Up until now, Google has distinguished itself from other large Web properties by responding quickly and transparently to the concerns being raised. With Buzz, for example, the company changed the service as soon as it got the backlash from automatically making your email contacts follow you. But the Street View and the antitrust issues aren't so simple.

Google can't just return the emails the Street View vehicles collected. Its principals can't just apologize and change the policy (which, of course, they've already done). They will have to face whatever legal reactions come their way from any country where they collected data. And the antitrust conversation is, by its very nature, too big and abstract for the company to deal with through a quick reversal of policy.

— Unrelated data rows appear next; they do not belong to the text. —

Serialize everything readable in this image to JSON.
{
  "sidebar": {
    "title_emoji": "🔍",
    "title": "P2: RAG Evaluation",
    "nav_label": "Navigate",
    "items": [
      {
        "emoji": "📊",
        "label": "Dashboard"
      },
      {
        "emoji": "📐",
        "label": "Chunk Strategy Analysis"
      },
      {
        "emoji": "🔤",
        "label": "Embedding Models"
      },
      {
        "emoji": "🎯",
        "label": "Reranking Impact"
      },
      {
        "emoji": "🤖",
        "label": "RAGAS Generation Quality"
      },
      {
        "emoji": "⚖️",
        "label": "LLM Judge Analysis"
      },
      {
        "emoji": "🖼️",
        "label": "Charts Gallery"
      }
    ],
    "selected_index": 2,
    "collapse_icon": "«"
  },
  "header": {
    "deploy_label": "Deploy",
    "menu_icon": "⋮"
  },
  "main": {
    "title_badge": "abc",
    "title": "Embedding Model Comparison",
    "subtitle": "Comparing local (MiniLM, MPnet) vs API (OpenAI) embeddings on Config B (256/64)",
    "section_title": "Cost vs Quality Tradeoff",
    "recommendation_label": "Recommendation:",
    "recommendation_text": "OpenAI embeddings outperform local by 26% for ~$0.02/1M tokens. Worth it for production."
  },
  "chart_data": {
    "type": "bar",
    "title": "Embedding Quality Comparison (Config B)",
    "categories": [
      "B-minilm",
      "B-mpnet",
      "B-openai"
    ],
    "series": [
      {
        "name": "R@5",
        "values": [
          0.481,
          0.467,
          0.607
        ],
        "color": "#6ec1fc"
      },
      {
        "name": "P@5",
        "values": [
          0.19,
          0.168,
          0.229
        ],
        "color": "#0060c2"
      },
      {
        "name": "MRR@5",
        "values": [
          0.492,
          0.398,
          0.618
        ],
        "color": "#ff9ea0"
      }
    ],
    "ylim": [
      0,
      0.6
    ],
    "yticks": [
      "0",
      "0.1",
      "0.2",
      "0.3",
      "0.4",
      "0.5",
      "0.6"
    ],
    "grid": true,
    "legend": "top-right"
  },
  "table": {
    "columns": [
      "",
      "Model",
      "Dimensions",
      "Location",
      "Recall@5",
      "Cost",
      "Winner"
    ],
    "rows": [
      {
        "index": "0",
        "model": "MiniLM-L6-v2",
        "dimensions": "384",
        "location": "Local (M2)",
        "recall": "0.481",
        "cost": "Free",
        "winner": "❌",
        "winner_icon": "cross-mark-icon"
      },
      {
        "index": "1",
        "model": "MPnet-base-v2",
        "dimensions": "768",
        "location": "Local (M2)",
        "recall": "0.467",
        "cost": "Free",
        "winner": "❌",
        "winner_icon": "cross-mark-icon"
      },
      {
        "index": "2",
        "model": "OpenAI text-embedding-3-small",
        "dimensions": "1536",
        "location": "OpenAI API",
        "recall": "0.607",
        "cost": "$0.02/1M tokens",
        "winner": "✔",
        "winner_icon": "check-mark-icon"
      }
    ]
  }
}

So what is left for its strategists to do? They have to deal with the problems directly, of course, but they also need to repair our broken trust. And so, the sharing begins. "Here we are," suggest the press releases and blog posts. "We're not hiding anything. Look, here's our revenue share. Look, you can encrypt your searches. Facebook doesn't let you do that!"

Unfortunately for Google -- and any other company facing an erosion of trust -- you can never prove that you're trustworthy, only that you're untrustworthy. It's a black swan problem. No matter how many white swans you see, you can't prove there are no black swans; but it only takes a single black one to prove that they're there.

No matter how much information I shared with that old boyfriend, I could never prove to him that there wasn't anybody else. Fortunately, with a bit of age and hindsight, I can see clearly that I should never have been trying to convince him in the first place. Google, though, should be trying to convince us. It is incumbent upon it to earn our trust, every day. A single black swan erodes it.

So are the company's efforts working? You tell me. Do you trust Google or not?